Both Yamashita’s and Keiko’s pasts comes back to harass them: the love story between a man and his eel turns neo-noir—a quite effective noir plot, in fact (with some of the droll comedy one associates with yakuza violence in movies of Takahashi Kitano). There is also a very shy local man (Kobayashi Ken) who is trying to draw a UFO to land, borrowing the barber pole at night in a landing field that he has cleared. And a sinister ex-con garbage man, Takasaki (Emoto Akira), and a geriatric Carmen (Keiko’s demented mother played by Ichihara Etsuko).

Despite its bleak setting, damaged psyches, and outbreaks of violence, the movie has a lot of wry comedy (and some surrealistic dreams). It shows great compassion for an unusual mix of characters and ends hopefully. (I do not think that the main arc of Yamashita’s engageme with the world gets lost in the various comic touches and I enjoyed the unrushed way the stories unfold. It felt rich “thoughtful” rather than “slow-paced” to me.)

The viewer also learns about the life cycle of eels (traveling 2000 km to breed with many dying on the way back to the mud of Japan). The extent to which an eel’s life is a symbol or metaphor I will not opine about (beyond appropriating from their habitat for my title anyway…) though I recall that in “The Pornographers” there was a large goldfish in an aquarium that the owner of which believed the fish was the reincarnation of a dead spouse. (The star of “The Pornographers,” Ozawa Shoichi, has a cameo in “Unagi” as a physician, BTW.)

Komatsubara Shigeru s cinematography is varied in palette, but never less than superb. (Komatsubara shot “Black Rain” and  also shot Imamura’s two subsequent feature films, “Kanzo sensei” (Dr.

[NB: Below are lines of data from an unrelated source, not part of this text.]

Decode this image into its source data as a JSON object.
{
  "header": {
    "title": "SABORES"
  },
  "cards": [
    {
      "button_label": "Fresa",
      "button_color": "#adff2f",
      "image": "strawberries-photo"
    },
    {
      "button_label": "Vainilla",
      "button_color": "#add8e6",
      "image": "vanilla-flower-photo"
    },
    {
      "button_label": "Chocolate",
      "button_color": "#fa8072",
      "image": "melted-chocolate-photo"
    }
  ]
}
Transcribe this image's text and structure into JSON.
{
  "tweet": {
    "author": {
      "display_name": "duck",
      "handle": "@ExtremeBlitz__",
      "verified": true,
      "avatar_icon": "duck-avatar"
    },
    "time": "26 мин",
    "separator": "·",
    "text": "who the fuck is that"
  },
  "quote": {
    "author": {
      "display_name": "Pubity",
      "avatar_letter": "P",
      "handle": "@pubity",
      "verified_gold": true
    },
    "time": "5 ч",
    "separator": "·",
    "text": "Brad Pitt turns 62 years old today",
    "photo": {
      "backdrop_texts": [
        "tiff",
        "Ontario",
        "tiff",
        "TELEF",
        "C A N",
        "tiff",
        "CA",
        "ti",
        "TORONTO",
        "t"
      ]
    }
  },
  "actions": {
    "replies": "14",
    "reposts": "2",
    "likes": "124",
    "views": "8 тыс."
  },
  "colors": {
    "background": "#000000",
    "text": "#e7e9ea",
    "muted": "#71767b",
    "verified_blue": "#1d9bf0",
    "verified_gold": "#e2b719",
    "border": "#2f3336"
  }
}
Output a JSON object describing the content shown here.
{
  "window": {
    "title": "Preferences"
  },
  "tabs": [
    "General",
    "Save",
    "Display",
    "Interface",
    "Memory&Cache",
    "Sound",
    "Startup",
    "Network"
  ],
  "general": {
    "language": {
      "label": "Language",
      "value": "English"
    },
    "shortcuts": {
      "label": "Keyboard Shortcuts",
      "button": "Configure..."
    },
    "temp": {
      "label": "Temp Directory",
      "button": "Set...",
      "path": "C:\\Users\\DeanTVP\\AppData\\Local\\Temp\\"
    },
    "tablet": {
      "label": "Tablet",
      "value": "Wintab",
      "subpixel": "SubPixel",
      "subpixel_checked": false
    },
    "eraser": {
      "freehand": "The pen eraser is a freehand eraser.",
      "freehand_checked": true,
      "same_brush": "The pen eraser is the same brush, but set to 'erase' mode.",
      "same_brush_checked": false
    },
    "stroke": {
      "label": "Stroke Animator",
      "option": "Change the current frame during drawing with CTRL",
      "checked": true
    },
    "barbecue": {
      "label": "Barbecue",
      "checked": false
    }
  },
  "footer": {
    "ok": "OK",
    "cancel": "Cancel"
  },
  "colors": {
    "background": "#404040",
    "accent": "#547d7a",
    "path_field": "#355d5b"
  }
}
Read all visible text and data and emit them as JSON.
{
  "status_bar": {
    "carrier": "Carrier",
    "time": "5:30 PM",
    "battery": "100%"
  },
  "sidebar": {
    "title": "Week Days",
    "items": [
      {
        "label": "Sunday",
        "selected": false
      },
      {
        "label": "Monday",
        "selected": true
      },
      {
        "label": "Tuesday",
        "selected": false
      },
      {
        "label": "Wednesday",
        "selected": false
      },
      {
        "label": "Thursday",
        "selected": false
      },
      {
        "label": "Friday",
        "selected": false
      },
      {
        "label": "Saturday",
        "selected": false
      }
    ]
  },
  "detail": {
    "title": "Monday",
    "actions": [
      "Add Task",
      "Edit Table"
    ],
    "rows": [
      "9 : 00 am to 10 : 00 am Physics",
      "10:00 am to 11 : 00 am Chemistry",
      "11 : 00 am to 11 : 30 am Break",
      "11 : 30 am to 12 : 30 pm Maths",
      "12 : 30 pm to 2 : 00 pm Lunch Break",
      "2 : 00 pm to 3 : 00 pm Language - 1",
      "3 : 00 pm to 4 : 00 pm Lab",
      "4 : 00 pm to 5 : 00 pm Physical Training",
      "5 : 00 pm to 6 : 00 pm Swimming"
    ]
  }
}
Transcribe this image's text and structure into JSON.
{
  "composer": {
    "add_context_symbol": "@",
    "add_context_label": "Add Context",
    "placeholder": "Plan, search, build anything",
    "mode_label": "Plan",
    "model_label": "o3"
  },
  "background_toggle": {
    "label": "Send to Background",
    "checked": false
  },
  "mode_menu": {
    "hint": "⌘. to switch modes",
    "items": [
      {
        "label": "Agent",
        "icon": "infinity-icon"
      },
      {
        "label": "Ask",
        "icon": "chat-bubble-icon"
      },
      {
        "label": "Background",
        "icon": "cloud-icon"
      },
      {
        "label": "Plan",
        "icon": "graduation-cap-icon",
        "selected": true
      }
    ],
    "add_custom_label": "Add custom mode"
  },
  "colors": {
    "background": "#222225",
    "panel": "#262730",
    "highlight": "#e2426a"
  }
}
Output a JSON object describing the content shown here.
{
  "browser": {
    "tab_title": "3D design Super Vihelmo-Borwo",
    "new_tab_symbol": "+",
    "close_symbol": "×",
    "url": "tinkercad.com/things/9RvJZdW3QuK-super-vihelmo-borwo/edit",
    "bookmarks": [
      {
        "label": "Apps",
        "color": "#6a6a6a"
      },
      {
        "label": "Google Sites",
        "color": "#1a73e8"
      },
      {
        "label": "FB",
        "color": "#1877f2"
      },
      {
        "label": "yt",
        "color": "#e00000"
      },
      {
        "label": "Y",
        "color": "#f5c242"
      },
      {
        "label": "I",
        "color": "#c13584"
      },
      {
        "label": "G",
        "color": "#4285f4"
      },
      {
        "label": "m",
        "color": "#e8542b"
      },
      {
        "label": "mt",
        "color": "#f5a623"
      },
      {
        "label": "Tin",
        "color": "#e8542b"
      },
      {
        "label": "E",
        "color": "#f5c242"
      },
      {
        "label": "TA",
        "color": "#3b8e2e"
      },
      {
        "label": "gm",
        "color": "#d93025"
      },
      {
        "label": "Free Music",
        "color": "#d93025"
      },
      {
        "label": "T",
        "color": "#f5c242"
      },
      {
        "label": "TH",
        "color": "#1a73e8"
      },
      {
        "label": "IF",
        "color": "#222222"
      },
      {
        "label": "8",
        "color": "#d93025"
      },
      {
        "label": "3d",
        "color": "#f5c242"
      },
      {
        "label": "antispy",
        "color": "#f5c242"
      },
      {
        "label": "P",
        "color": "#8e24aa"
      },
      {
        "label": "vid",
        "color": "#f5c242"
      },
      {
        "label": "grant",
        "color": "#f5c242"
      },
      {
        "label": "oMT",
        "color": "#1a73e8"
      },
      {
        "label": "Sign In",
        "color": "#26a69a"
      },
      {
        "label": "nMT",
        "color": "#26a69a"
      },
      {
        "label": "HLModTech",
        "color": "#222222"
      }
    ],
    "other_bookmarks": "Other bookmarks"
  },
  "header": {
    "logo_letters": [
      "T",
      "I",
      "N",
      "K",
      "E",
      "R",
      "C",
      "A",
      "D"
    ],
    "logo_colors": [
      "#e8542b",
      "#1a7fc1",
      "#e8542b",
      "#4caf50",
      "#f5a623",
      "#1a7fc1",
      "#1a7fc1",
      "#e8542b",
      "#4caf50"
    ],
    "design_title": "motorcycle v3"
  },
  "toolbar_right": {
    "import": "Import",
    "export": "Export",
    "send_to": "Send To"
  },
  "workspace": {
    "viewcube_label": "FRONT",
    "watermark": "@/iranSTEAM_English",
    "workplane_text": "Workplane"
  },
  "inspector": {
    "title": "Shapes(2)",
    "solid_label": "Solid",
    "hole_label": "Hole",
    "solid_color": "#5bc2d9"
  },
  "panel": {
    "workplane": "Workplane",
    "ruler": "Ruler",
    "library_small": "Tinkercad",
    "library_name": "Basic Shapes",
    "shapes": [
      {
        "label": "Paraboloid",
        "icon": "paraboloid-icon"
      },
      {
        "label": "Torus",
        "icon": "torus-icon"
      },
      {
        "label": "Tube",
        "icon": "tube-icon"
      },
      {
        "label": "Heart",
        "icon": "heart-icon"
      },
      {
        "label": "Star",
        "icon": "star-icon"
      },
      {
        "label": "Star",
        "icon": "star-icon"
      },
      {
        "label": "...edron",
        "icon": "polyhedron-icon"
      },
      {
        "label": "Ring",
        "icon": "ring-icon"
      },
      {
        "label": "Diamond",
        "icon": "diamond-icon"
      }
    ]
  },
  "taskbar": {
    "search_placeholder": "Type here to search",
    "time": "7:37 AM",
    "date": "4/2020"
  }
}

Akagi, 1998) and “Warm Water Under a Red Bridge” (2001, also starring Yakusho Kôji), neither of which I have seen.)

The movie won the Palme D’or at Cannes and many Japan Academy Awards, including best director (Imamura) and best actor (Yakusho). (Miyazaki’s anime “Princess Mononoke” won “best picture” and Kimura Daisaku won the cinematography award for “Yukai” (Abduction), which is unavailable here for comparison and second-guessing.)

The New Yorker DVD has a satisfactory visual and aural transfer, but no bonus features (I don’t consider optional subtitles and indexing “bonuses” but bare bones.)

 

The movie seemed good to me while I was watching it, but it seems even better to me than it did in retrospect of a few weeks.